Thermodynamics of the gaseous aggregate state of matter is an important branch of physics that studies thermodynamic equilibrium and quasi-static transitions in systems. The main model on which predictions of the behavior of systems are based is the ideal gas model. With its use, the Mendeleev-Clapeyron equation was obtained. Consider it in the article.
Ideal gas
As you know, all real gases consist of molecules or atoms, the distances between which are too large compared to their size at low pressures. In addition, at high temperatures, on an absolute scale, the kinetic energy of molecules exceeds their potential energy associated with weak dipole-dipole interactions (if, in addition to these interactions, there are other types of chemical bonds, for example, ionic or hydrogen, then they make a significant contribution to the potential component of the internal system energy).
Due toFor many real gases under conditions close to normal, one can neglect their internal interactions and particle sizes. These two main approximations make up the ideal gas model.
Mendeleev's equation in physics
It is more correct and fair to call this equation the Clapeyron-Mendeleev law. The fact is that it was first recorded by the French engineer Emile Clapeyron in 1834. He did this by analyzing the gas laws of Boyle-Mariotte, Gay-Lussac and Charles discovered by the beginning of the 19th century.
The merit of the Russian chemist Dmitry Mendeleev lies in the fact that he gave the equation a modern and easy-to-use mathematical form. In particular, Mendeleev introduced into the equation a constant for all gases R=8, 314 J/(molK). Clapeyron himself used a number of empirical constants that make the computational process difficult.
The Mendeleev-Clapeyron equation is written as follows:
PV=nRT.
This equality means that the product of pressure P and volume V on the left side of the expression is always proportional to the product of absolute temperature T and the amount of substance n on the left side.
The expression under study allows you to get any gas law if you fix two of its four parameters. In the case of isoprocesses, closed systems are studied in which there is no exchange of matter with the environment (n=const). These processes are characterized by a single fixed thermodynamic parameter (T, P or V).
Example problem
Now let's solve the problem on the Mendeleev-Clapeyron equation. It is known that oxygen weighing 500 grams is in a cylinder with a volume of 100 liters at a pressure of 2 atmospheres. What is the temperature in the balloon, given that the system is in thermodynamic equilibrium.

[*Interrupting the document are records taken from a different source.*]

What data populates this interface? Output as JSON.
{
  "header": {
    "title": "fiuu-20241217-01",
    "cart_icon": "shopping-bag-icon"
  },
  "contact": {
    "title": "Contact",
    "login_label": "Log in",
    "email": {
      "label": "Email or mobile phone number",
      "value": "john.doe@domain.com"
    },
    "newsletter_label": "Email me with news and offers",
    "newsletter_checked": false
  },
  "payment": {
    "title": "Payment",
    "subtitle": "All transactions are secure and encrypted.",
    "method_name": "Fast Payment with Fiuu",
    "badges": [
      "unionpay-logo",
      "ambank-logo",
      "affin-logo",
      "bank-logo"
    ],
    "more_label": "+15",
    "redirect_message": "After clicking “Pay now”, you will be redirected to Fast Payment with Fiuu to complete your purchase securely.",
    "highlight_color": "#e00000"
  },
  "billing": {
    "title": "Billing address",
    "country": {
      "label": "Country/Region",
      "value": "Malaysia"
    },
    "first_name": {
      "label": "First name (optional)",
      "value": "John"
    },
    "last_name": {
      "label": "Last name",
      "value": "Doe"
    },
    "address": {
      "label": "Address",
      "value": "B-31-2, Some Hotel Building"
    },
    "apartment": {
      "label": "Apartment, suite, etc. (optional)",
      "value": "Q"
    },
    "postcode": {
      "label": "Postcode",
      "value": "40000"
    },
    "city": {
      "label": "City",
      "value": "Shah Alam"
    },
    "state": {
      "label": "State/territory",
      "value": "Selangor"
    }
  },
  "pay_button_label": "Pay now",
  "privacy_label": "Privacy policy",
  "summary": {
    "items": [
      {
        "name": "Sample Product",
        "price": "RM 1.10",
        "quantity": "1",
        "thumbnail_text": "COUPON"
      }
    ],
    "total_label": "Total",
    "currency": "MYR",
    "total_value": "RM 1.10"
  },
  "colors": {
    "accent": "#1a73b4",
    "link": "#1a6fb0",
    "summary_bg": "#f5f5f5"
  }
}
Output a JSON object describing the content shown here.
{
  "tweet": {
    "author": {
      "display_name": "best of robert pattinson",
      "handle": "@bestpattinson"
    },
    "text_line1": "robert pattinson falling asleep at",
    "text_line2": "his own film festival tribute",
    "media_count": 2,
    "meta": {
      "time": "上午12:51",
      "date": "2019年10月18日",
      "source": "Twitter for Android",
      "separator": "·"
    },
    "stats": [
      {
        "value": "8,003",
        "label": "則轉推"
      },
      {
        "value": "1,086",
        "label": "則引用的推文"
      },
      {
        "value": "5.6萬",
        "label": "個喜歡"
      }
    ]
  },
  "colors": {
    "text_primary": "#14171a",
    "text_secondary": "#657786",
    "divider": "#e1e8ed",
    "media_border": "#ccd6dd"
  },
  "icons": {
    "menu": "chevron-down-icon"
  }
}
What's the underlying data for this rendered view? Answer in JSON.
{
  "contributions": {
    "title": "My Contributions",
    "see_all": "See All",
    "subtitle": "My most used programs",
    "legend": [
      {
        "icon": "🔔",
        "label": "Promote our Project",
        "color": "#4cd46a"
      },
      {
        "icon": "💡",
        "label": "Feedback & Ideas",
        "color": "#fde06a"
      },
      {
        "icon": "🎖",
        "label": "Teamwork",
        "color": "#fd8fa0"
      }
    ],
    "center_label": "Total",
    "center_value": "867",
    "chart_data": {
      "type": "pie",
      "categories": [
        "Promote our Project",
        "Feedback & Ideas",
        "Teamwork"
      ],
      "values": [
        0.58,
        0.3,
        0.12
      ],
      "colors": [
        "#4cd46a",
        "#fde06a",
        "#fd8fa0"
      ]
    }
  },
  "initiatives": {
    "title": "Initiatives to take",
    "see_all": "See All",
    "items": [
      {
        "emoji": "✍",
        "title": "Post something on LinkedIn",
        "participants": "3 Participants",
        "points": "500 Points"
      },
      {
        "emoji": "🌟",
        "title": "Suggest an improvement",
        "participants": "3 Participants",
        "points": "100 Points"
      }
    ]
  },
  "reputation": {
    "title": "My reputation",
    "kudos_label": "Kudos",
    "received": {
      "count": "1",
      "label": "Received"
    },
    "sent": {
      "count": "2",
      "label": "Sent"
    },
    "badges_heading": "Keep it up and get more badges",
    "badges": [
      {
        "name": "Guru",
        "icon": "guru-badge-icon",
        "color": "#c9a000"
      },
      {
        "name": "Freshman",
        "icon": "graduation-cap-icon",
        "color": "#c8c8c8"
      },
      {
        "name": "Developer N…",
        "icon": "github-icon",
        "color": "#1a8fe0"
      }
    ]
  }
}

Recall that according to the definition, the amount of a substance is calculated by the formula:
n=m/M.
Where m is the mass of all particles of the system, M is their average molar mass. This equality allows us to rewrite the Mendeleev equation in the following form:
PV=mRT/M.
Where we get the working formula for this task:
T=PVM/(mR).
It remains to convert all quantities to SI units and substitute them into this expression:
T=21013250, 10, 032/(0, 58, 314)=156 K.
Calculated temperature is -117 oC. Although oxygen at this temperature is still gaseous (it condenses at -182.96 oC), under such conditions the ideal gas model can only be used to obtain a qualitative estimate of the calculated value.